But do you have any idea of everything that has to be done before your weekend shopping makes it to your home, what we have to watch out for, and why the on-line grocery business is so complicated? And did you know that we’re among the very best in terms of the quality of this service? That’s precisely why I decided to write a little more on this topic and take you behind the scenes of a fascinating business that has come an incredibly long way in the Czech Republic.
In the first place it needs to be said that on-line grocery shopping is a much more comprehensive service than classical e-commerce. Instead of one product, orders routinely consist of 60 items, and even one mistake can have unpleasant consequences. When you invite someone over for supper but the goose and sauerkraut are missing from the order, or it arrives an hour later and you don’t have enough time to cook it, it can ruin the entire evening.
The pressure on quality, simply put, is enormous. In general, people are most sensitive to the quality of fruit and vegetables. Not even one orange can be bruised, everything must be perfect; expectations are high in this regard, and strict quality control is a must. We can’t forget anything, which is why we weigh every order, and if the weight doesn’t match our system’s estimate, we check it manually.
On-line grocery shopping places enormous demands on warehouses too. In a normal one, dust doesn’t matter, but ours has to be extremely clean. Some groceries don’t have a very long shelf life, so we have to check batches constantly and communicate with a huge number of suppliers. Košík also does some of its own baking, so imagine what happens when your oven stops working and you suddenly don’t have enough baked goods. That’s a nightmare. On top of that we stock 17,000 different items, which is roughly eight times as many as a normal brick-and-mortar supermarket.

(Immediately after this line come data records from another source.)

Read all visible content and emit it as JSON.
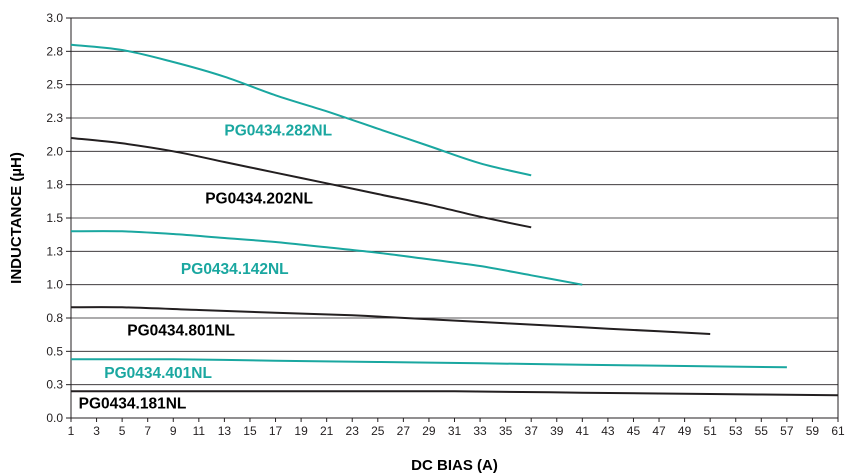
{
  "chart_data": {
    "type": "line",
    "xlabel": "DC BIAS (A)",
    "ylabel": "INDUCTANCE (µH)",
    "xlim": [
      1,
      61
    ],
    "ylim": [
      0.0,
      3.0
    ],
    "grid": "horizontal",
    "x_ticks": [
      1,
      3,
      5,
      7,
      9,
      11,
      13,
      15,
      17,
      19,
      21,
      23,
      25,
      27,
      29,
      31,
      33,
      35,
      37,
      39,
      41,
      43,
      45,
      47,
      49,
      51,
      53,
      55,
      57,
      59,
      61
    ],
    "x_tick_labels": [
      "1",
      "3",
      "5",
      "7",
      "9",
      "11",
      "13",
      "15",
      "17",
      "19",
      "21",
      "23",
      "25",
      "27",
      "29",
      "31",
      "33",
      "35",
      "37",
      "39",
      "41",
      "43",
      "45",
      "47",
      "49",
      "51",
      "53",
      "55",
      "57",
      "59",
      "61"
    ],
    "y_ticks": [
      0.0,
      0.25,
      0.5,
      0.75,
      1.0,
      1.25,
      1.5,
      1.75,
      2.0,
      2.25,
      2.5,
      2.75,
      3.0
    ],
    "y_tick_labels": [
      "0.0",
      "0.3",
      "0.5",
      "0.8",
      "1.0",
      "1.3",
      "1.5",
      "1.8",
      "2.0",
      "2.3",
      "2.5",
      "2.8",
      "3.0"
    ],
    "series": [
      {
        "name": "PG0434.282NL",
        "color": "#1aa7a0",
        "x": [
          1,
          5,
          9,
          13,
          17,
          21,
          25,
          29,
          33,
          37
        ],
        "y": [
          2.8,
          2.76,
          2.67,
          2.56,
          2.42,
          2.3,
          2.17,
          2.04,
          1.91,
          1.82
        ]
      },
      {
        "name": "PG0434.202NL",
        "color": "#231f20",
        "x": [
          1,
          5,
          9,
          13,
          17,
          21,
          25,
          29,
          33,
          37
        ],
        "y": [
          2.1,
          2.06,
          2.0,
          1.92,
          1.84,
          1.76,
          1.68,
          1.6,
          1.51,
          1.43
        ]
      },
      {
        "name": "PG0434.142NL",
        "color": "#1aa7a0",
        "x": [
          1,
          5,
          9,
          13,
          17,
          21,
          25,
          29,
          33,
          37,
          41
        ],
        "y": [
          1.4,
          1.4,
          1.38,
          1.35,
          1.32,
          1.28,
          1.24,
          1.19,
          1.14,
          1.07,
          1.0
        ]
      },
      {
        "name": "PG0434.801NL",
        "color": "#231f20",
        "x": [
          1,
          5,
          11,
          17,
          23,
          29,
          35,
          41,
          47,
          51
        ],
        "y": [
          0.83,
          0.83,
          0.81,
          0.79,
          0.77,
          0.74,
          0.71,
          0.68,
          0.65,
          0.63
        ]
      },
      {
        "name": "PG0434.401NL",
        "color": "#1aa7a0",
        "x": [
          1,
          9,
          17,
          25,
          33,
          41,
          49,
          57
        ],
        "y": [
          0.44,
          0.44,
          0.43,
          0.42,
          0.41,
          0.4,
          0.39,
          0.38
        ]
      },
      {
        "name": "PG0434.181NL",
        "color": "#231f20",
        "x": [
          1,
          11,
          21,
          31,
          41,
          51,
          61
        ],
        "y": [
          0.2,
          0.2,
          0.2,
          0.2,
          0.19,
          0.18,
          0.17
        ]
      }
    ]
  }
}
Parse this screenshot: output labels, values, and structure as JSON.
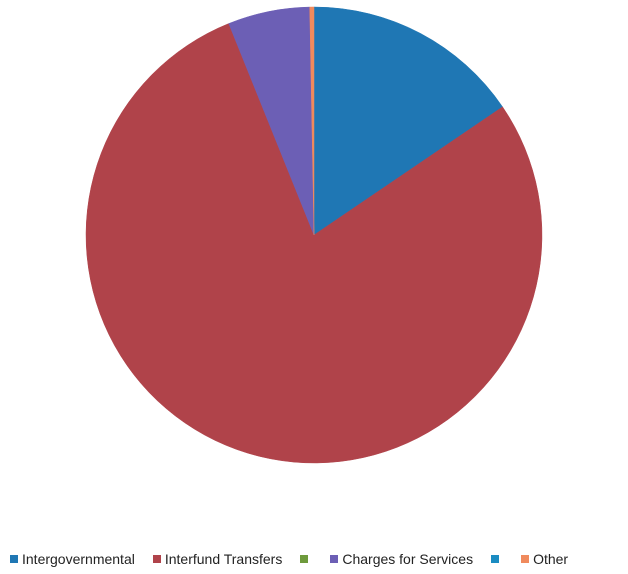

A unique Czech e-shop that works
If you’re asking yourself why none of the large retail players have entered the on-line sales market completely when they sell groceries anyway, the answer isn’t simple. It’s a much more complicated business that they aren’t capable of handling. They’d either need a completely new warehouse dedicated to on-line sales, or they’d have to pick goods directly from the supermarket shelves. The first approach is too complicated for them, while the second one doesn’t work in terms of economics.
There were some attempts by our neighbours, but customers here aren’t used to paying someone else do their shopping for them. An hour of work costs at least EUR 14, and a 50-item shopping list takes at least a half-hour, add to that the cost of transport, and you end up with an amount that nobody wants to pay. People have gotten used to paying for delivery of food from restaurants, but that doesn’t apply to groceries yet. For brick-and-mortar supermarkets, it is therefore much better if customers come and do their own shopping.
Two things are needed for on-line groceries to work from a business perspective. First, you need to get the order out the door as quickly as possible. Aside from speed, efficiency also plays an important role. There are a billion details – for example, a small van will hold an average of 11 to 15 orders, which have to be loaded as economically and efficiently as possible.
The second key thing is the “last mile”. Which means how efficiently and quickly you deliver the orders. Ideally, one van would deliver all its orders within several blocks, and would drive one and a half kilometres between stops instead of five. That’s why we use a sophisticated system that tries to arrange the last mile as efficiently as possible, which is easier the more customers there are. By the way, that’s why Košík works so well in České Budějovice, for example. There may not be as many orders there as in Prague, but they’re delivered over much smaller distances.
When changing the way you think pays off
The fact is, thanks to Košík’s and Rohlík’s fight over customers, the Czech online grocery market is the most advance in Europe, in my opinion. As a result, customers here have superior services. In Western Europe, next-day delivery is the norm, which from the perspective of logistics is simpler than the two or three hours we’re used to here in the Czech Republic. That’s completely out of the question in other countries. People in surrounding countries also don’t as much faith in on-line shopping, which is something you can always tell from how much of the order consists of fresh and “ultra-fresh” goods. Czechs aren’t afraid of it, and these groceries make up over 50 percent of orders here – abroad, non-perishable groceries tend to dominate.
By the way, that’s what pleases me the most, when it comes to Czechs. Formerly, we all shopped by going to a brick-and-mortar shop, and filled up our shopping basket depending on what we saw there. When you shop on-line, that doesn’t work very well. And in the beginning we struggled with it. Our typical customer has their typical order that they repeat, and when they change something they have to put more thought into it. And that’s what people weren’t very capable of doing at the beginning. They thought that it took more time. They felt that they spent more time on it. But that’s not the case. And Czechs have realized this and have long since eliminated this block.
This finally brings me back to the beginning. On-line groceries are an extremely difficult business that works only if you’ve got a critical mass of customers, but it’s also a business with enormous potential. On-line shopping still makes up roughly only 1.5 percent of all purchases. So there’s still room for growth and there’s still room for improvement.